The Thai word het lin chue (เห็ดหลินจือ) is a compound of the native word het (เห็ด) meaning "mushroom" and the loanword lin chue (หลินจือ) from the Chinese língzhī (灵芝; 靈芝).
The Vietnamese language word linh chi is a loanword from Chinese. It is often used with nấm, the Vietnamese word for "mushroom", thus nấm linh chi is the equivalent of "lingzhi mushroom".
Clinical research and phytochemistry
Ganoderma lucidum contains diverse phytochemicals, including triterpenes (ganoderic acids), which have a molecular structure similar to that of steroid hormones. It also contains phytochemicals found in fungal materials, including polysaccharides (such as beta-glucan), coumarin, mannitol, and alkaloids. Sterols isolated from the mushroom include ganoderol, ganoderenic acid, ganoderiol, ganodermanontriol, lucidadiol, and ganodermadiol.

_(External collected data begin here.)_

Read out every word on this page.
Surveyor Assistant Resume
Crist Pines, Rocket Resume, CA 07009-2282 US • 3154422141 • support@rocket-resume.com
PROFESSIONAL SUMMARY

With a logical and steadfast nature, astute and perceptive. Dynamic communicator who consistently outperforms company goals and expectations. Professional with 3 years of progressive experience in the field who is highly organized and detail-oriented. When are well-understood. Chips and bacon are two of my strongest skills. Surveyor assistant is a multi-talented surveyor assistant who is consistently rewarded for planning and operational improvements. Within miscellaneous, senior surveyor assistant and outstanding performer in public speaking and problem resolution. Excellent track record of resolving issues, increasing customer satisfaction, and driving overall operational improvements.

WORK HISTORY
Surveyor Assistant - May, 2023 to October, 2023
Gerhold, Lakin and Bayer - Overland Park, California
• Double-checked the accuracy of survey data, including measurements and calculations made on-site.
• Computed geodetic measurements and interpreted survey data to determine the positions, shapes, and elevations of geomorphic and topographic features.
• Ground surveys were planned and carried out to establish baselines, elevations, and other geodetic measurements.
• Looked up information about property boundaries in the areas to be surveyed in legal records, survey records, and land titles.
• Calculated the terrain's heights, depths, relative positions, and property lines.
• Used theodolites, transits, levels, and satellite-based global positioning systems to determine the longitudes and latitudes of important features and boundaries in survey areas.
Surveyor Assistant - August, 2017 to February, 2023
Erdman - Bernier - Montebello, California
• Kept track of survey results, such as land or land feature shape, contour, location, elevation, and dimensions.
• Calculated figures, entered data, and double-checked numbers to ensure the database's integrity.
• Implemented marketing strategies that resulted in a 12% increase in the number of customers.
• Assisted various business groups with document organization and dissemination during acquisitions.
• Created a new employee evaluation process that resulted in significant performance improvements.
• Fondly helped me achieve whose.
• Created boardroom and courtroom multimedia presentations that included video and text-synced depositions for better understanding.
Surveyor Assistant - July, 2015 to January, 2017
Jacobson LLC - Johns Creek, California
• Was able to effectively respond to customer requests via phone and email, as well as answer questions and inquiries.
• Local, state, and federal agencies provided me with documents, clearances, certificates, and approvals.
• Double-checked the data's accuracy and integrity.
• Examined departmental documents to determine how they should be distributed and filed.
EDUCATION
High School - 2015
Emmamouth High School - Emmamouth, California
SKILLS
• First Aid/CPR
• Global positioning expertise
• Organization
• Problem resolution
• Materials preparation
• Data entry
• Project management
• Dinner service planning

A 2015 Cochrane database review found insufficient evidence to justify the use of G. lucidum as a first-line cancer treatment. It stated that G. lucidum may have "benefit as an alternative adjunct to conventional treatment in consideration of its potential of enhancing tumour response and stimulating host immunity." Existing studies do not support the use of G. lucidum for treatment of risk factors of cardiovascular disease in people with type 2 diabetes mellitus.
Because of its bitter taste, lingzhi is traditionally prepared as a hot water extract product for use in folk medicine. Thinly sliced or pulverized lingzhi (either fresh or dried) is added to boiling water which is then reduced to a simmer, covered, and left for 2 hours. The resulting liquid is dark and fairly bitter in taste. The red lingzhi is often more bitter than the black. The process is sometimes repeated to increase the concentration. Alternatively, it can be used as an ingredient in a formula decoction, or used to make an extract (in liquid, capsule, or powder form).
Lingzhi is commercially manufactured and sold. Since the early 1970s, most lingzhi is cultivated. Lingzhi can grow on substrates such as sawdust, grain, and wood logs. After formation of the fruiting body, lingzhi is most commonly harvested, dried, ground, and processed into tablets or capsules to be directly ingested or made into tea or soup. Other lingzhi products include processed fungal mycelia or spores. Lingzhi is also used to create mycelium bricks, mycelium furniture, and leather-like products.